Der Wirkung der Schwerkraft entkommt nicht einmal das Licht: Passiert ein Lichtstrahl ein massereiches Objekt relativ nah, wird er aus seiner Bahn abgelenkt und auf das Objekt zu gebeugt. Diesen Effekt sagte schon Albert Einstein in seiner Allgemeinen Relativitätstheorie voraus. Im Weltraum zeigt sich dieses Phänomen besonders deutlich an sogenannten Gravitationslinsen. Das sind massereiche Galaxien, die das Licht hinter ihnen stehender Himmelskörper beugen und verzerren – ähnlich wie eine Linse in optischen Instrumenten. Liegen Beobachter, Linse und Lichtquelle dabei exakt auf einer Linie, kann der Beobachter einen Einsteinring sehen: einen perfekten Kreis aus Licht, das verzerrte und verstärkte Abbild der entfernten Lichtquelle.
Seit der ersten Entdeckung einer solchen Gravitationslinse im Jahr 1979 haben Astronomen viele weitere davon im Weltall aufgespürt. Sie stützen nicht nur Einsteins Allgemeine Relativitätstheorie, sondern haben sich auch als wertvolles Werkzeug erwiesen. Denn die Stärke der Linsenwirkung einer Galaxie verrät, welche Masse und damit Schwerkraft sie besitzt. Forscher können so auch ermitteln, welchen Anteil die nicht sichtbare Dunkle Materie an der Gesamtmasse einer solchen Galaxie hat.
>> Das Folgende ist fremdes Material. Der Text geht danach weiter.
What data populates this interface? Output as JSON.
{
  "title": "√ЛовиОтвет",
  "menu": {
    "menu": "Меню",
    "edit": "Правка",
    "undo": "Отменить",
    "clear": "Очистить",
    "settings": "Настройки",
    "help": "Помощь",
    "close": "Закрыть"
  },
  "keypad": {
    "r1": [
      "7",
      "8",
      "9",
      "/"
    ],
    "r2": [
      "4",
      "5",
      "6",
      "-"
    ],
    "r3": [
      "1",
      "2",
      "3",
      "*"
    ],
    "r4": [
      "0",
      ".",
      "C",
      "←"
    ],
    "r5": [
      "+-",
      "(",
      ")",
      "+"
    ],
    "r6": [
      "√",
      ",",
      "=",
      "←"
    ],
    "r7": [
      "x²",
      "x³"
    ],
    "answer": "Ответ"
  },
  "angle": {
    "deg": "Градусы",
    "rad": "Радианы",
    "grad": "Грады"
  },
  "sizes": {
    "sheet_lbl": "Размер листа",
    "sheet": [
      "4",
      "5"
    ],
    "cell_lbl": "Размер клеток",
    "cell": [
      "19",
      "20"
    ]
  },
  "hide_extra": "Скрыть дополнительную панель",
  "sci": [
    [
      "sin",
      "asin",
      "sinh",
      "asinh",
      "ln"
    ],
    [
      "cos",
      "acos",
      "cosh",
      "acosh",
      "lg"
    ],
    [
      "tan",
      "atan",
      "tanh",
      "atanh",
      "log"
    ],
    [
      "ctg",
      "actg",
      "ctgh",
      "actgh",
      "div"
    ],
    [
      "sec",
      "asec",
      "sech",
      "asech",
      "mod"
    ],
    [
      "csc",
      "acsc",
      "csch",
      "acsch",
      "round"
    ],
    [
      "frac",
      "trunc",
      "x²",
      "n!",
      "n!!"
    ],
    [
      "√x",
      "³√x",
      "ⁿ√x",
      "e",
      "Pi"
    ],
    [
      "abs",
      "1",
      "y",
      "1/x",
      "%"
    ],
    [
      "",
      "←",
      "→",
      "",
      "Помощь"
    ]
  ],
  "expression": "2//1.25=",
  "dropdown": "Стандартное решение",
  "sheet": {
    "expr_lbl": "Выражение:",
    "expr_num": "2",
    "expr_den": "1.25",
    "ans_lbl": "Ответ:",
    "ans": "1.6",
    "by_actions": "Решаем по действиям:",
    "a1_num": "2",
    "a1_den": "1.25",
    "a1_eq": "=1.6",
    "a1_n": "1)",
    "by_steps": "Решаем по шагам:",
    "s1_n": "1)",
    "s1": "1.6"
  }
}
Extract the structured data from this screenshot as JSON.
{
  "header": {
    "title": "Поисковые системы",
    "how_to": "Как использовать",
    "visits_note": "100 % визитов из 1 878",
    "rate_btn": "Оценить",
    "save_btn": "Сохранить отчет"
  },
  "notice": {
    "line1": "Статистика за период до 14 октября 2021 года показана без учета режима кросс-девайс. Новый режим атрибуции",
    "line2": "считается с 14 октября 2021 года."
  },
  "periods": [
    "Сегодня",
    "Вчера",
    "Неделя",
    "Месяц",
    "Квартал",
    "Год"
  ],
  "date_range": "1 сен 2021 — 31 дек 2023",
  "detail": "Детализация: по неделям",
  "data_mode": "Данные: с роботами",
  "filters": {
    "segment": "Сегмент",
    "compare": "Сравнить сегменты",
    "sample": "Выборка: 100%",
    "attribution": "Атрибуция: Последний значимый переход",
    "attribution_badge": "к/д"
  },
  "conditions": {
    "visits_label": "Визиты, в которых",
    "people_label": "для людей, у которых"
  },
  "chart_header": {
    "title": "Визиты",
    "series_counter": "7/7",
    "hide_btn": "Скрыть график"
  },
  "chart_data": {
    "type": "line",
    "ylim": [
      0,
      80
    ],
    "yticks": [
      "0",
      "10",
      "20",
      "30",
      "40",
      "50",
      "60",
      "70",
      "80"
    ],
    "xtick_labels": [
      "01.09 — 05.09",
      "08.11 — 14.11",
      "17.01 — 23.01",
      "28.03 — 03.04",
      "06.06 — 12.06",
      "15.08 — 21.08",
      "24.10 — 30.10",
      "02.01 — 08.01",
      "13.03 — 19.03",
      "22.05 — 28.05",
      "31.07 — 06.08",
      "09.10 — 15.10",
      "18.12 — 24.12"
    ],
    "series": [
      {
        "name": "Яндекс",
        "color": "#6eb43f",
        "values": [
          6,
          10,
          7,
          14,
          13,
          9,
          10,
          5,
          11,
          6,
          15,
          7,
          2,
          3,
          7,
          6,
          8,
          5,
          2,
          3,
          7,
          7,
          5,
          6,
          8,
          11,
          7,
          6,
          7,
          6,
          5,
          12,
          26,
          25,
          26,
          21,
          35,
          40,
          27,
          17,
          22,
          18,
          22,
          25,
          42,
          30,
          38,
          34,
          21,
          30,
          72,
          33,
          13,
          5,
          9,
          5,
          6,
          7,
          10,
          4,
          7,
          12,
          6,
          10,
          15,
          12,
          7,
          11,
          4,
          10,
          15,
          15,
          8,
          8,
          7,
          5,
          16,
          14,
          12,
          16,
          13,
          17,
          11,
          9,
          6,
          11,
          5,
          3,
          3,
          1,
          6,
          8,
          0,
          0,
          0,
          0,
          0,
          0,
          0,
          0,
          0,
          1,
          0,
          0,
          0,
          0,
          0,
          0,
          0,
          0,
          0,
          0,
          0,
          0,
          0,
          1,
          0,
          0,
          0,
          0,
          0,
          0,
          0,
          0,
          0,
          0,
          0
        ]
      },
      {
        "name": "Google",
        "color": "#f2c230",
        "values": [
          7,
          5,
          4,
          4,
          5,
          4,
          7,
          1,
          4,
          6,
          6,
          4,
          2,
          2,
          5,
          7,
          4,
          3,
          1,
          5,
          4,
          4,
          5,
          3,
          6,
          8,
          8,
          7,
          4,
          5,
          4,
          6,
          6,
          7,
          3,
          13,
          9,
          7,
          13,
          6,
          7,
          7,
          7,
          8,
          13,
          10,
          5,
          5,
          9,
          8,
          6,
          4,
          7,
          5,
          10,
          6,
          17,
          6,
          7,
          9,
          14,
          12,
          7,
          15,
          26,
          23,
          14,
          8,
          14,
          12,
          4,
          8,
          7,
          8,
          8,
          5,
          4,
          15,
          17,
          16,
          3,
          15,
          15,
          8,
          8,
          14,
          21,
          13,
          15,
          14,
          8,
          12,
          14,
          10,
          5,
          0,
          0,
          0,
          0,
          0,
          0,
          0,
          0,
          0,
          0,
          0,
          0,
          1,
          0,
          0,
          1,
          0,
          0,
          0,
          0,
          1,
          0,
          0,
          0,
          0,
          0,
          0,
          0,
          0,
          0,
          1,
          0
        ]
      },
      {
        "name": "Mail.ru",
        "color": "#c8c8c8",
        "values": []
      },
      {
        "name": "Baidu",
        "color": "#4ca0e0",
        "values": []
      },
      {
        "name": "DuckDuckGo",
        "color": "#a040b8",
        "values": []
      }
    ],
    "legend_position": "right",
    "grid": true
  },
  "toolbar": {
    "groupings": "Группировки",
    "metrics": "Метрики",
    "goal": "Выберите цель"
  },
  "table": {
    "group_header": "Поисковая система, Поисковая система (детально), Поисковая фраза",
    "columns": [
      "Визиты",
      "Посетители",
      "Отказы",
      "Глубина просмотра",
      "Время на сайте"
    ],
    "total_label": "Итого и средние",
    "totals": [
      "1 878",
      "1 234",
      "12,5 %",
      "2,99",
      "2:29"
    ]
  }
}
Außerdem aber wirkt eine solche Gravitationslinse wie ein natürliches Teleskop, weil sie die Lichtquelle im Hintergrund vergrößert und verstärkt.
Perfekter Einsteinring im fernen All
Den bisher weitesten entfernten Vertreter einer solchen kosmischen Linse haben nun Astronomen durch puren Zufall entdeckt. “Ich sah gerade Beobachtungsdaten eines früheren Projekts durch, als ich eine Galaxie bemerkte, die entschieden seltsam aussah”, erzählt Erstautor Arjen van der Wel vom Max-Planck-Institut für Astronomie in Heidelberg. Das Sternensystem sah aus wie eine sehr junge Galaxie, schien aber ungewöhnlich weit entfernt zu liegen. Bei den Daten handelte es sich um Spektren, die mit dem Large Binocular Telescope in Arizona aufgenommen worden waren. In diesen Aufnahmen wird das Licht der Galaxien in seine unterschiedlichen Farbkomponenten aufgefächert.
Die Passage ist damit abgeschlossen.